Faouzi Demoulin : Ce matin on faisait le tour des centres bus pour motiver les collègues à faire grève. Les collèges sont très en colère, ils n’ont pas envie de voir reculer leur âge de départ à la retraite. Ils sont déterminés à aller jusqu’au bout. On n’est pas là pour faire une démonstration et dire « on n’est pas d’accord » et arrêter. C’est vraiment un bras de fer qui s’engage avec le gouvernement.

Ils ont dit à Castex d’augmenter les salaires à la RATP pour calmer les mouvements sociaux mais l’augmentation qu’on a eue, c’est qu’un écran de fumée avec le niveau de l’inflation en cours. Les collègues en sont conscients, il n’y a personne qui se satisfait de ça. On voit bien que tout ce qui a été gagné comme augmentation de salaire, chez les pétroliers, chez Geodis, ce ne sont pas les patrons qui sont venus le leur donner. Il a fallu une lutte, ils ne voulaient pas le leur donner, eux ils s’en foutent qu’on crève la dalle, on est vraiment dans la lutte des classes.
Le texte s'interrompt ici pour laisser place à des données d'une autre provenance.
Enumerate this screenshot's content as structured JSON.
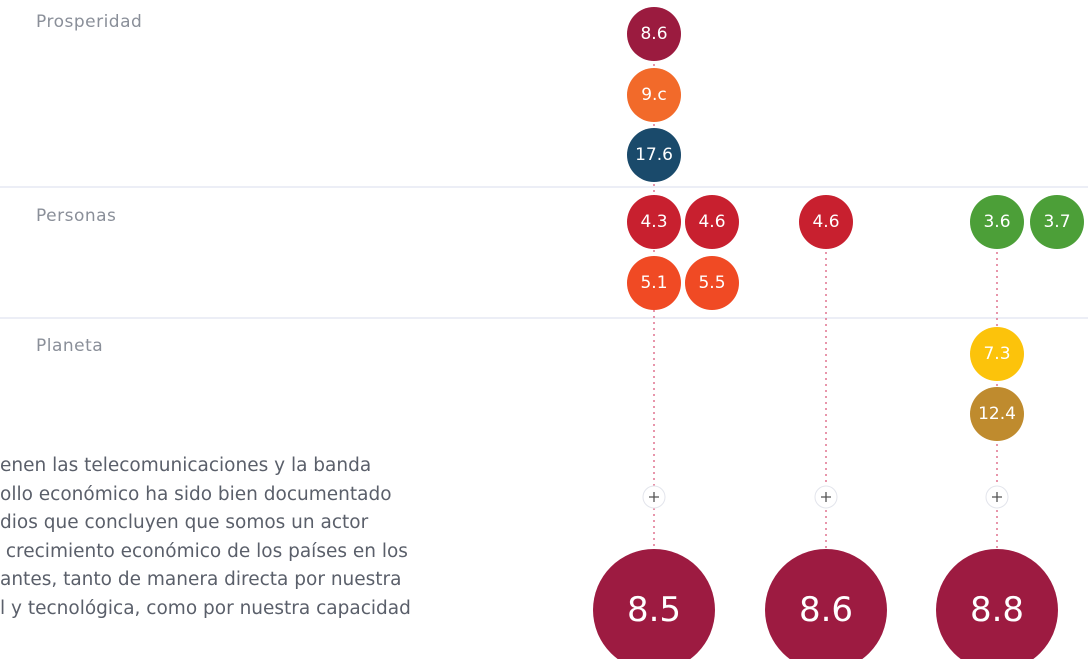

Pour cette mobilisation, il y a une volonté de la part de pas mal d’agents RATP de s’auto-organiser pour forcer les syndicats à les écouter, à ne pas baisser les bras ou donner de mauvais plans de bataille, pour faire en sorte que cette lutte soit victorieuse. On sait très bien que le gouvernement ne va pas lâcher comme ça. C’est une bataille de grande ampleur qui se prépare. Les enjeux sont très importants pour Macron et les patrons, mais pour nous, c’est notre vie qui en dépend. On voit bien qu’il y a une grosse attente de la part des collègues, ils savent qu’ils n’ont pas le choix, qu’il faut aller jusqu’au bout. Ils n’ont pas envie d’avoir cette vie qu’on essaie de leur imposer.
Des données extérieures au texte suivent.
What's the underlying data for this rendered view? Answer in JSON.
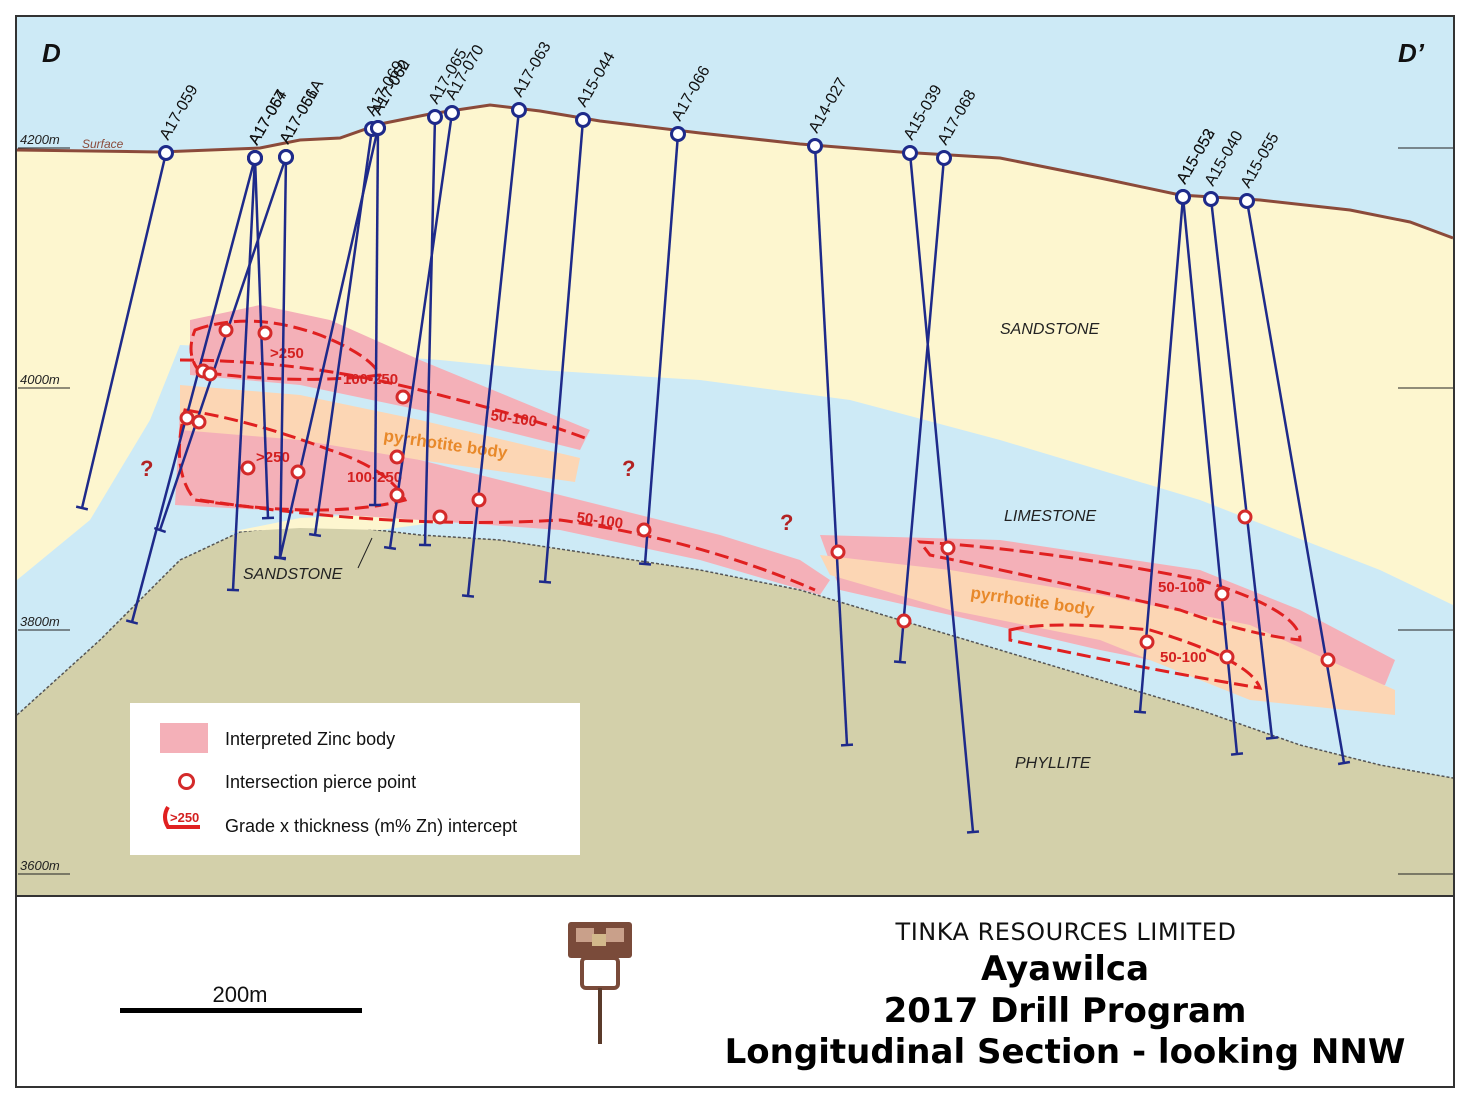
{
  "section": {
    "left_label": "D",
    "right_label": "D’",
    "surface_label": "Surface",
    "elevations": [
      "4200m",
      "4000m",
      "3800m",
      "3600m"
    ]
  },
  "rock_units": {
    "sandstone_upper": "SANDSTONE",
    "sandstone_lower": "SANDSTONE",
    "limestone": "LIMESTONE",
    "phyllite": "PHYLLITE"
  },
  "bodies": {
    "pyrrhotite_1": "pyrrhotite body",
    "pyrrhotite_2": "pyrrhotite body"
  },
  "grade_labels": [
    ">250",
    "100-250",
    "50-100",
    ">250",
    "100-250",
    "50-100",
    "50-100",
    "50-100"
  ],
  "question_marks": [
    "?",
    "?",
    "?"
  ],
  "drillholes": [
    "A17-059",
    "A17-064",
    "A17-057",
    "A17-067",
    "A17-061",
    "A17-056A",
    "A17-069",
    "A17-060",
    "A17-062",
    "A17-065",
    "A17-070",
    "A17-063",
    "A15-044",
    "A17-066",
    "A14-027",
    "A15-039",
    "A17-068",
    "A15-053",
    "A15-052",
    "A15-040",
    "A15-055"
  ],
  "legend": {
    "zinc_body": "Interpreted Zinc body",
    "pierce_point": "Intersection pierce point",
    "grade_thickness": "Grade x thickness (m% Zn) intercept",
    "grade_example": ">250"
  },
  "title_block": {
    "company": "TINKA RESOURCES LIMITED",
    "project": "Ayawilca",
    "program": "2017 Drill Program",
    "section_title": "Longitudinal Section - looking NNW",
    "scale": "200m"
  },
  "colors": {
    "sky": "#cdeaf6",
    "sandstone": "#fdf6cf",
    "limestone": "#c4e6f4",
    "phyllite": "#d3d0aa",
    "zinc_body": "#f4b0b8",
    "pyrrhotite": "#fcd6b4",
    "drillhole": "#1e2a8a",
    "grade_outline": "#e02020",
    "surface_line": "#8b4a3a"
  }
}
Pour le 19, on essaie de créer un cortège unitaire en tête de manif d’agents RATP, pour mettre la pression aux syndicats pour pas qu’ils se mettent à table tout de suite pour signer, pour faire entendre la colère de la base. Le sens de ce cortège c’est dire c’est nous qui allons décider du reste de la grève, que la grève appartient aux grévistes. Après la manifestation, on va se réunir à après pour décider nous-mêmes de ce qu’on va faire de la suite de la grève, si on se cale sur le rythme des raffineurs. Il faudrait que tous les syndicats de la RATP prennent position sur la proposition de la CGT pétrole : ce n’est pas avec des journées sans lendemains qu’on fera plier le gouvernement.
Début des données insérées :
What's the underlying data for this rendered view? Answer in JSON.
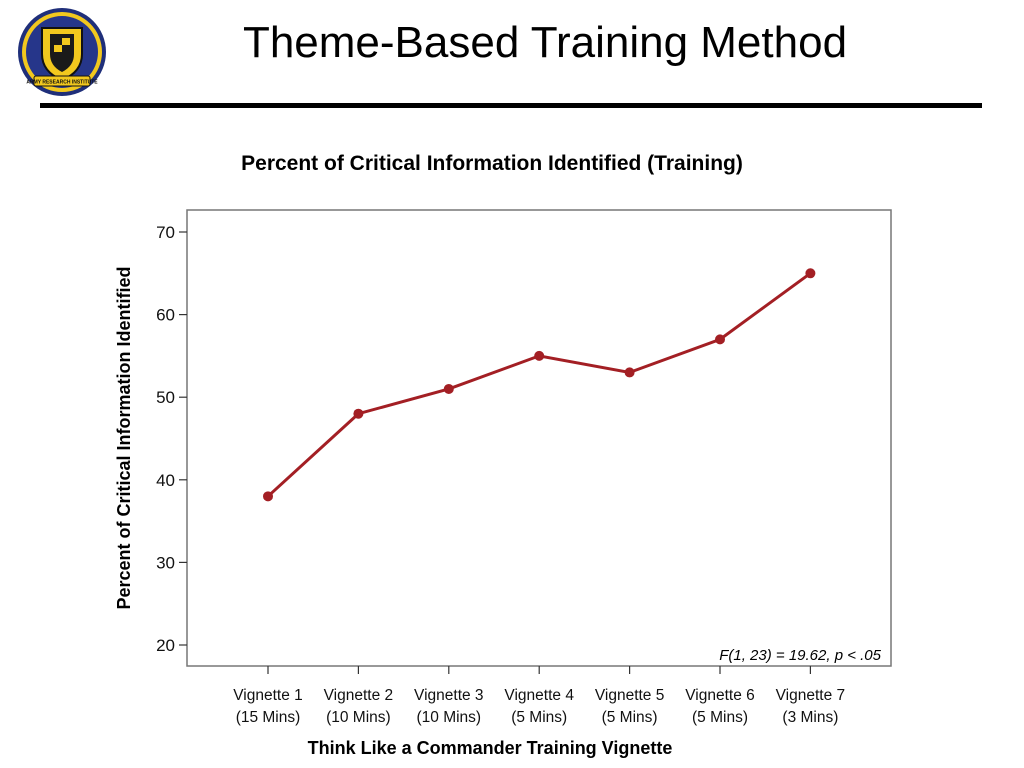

A la RATP, on a beaucoup appris de 2019, on était le fer de lance et on a appris de nos erreurs. C’était la première fois qu’on faisait une grosse grève depuis 1995, et maintenant on sait qu’il faut se méfier des directions des syndicats : en 2019, la trêve de Noël imposée par Martinez, ça a tout brisé. On ne veut pas que les directions syndicales signent un compromis pour nous, comme ils l’ont fait avec les contrôleurs. On est là pour faire entendre notre revendication : le retrait de la réforme. On n’aura le retrait qu’avec une lutte intense et sur la longueur, et qu’avec le soutien de toute l’opinion publique.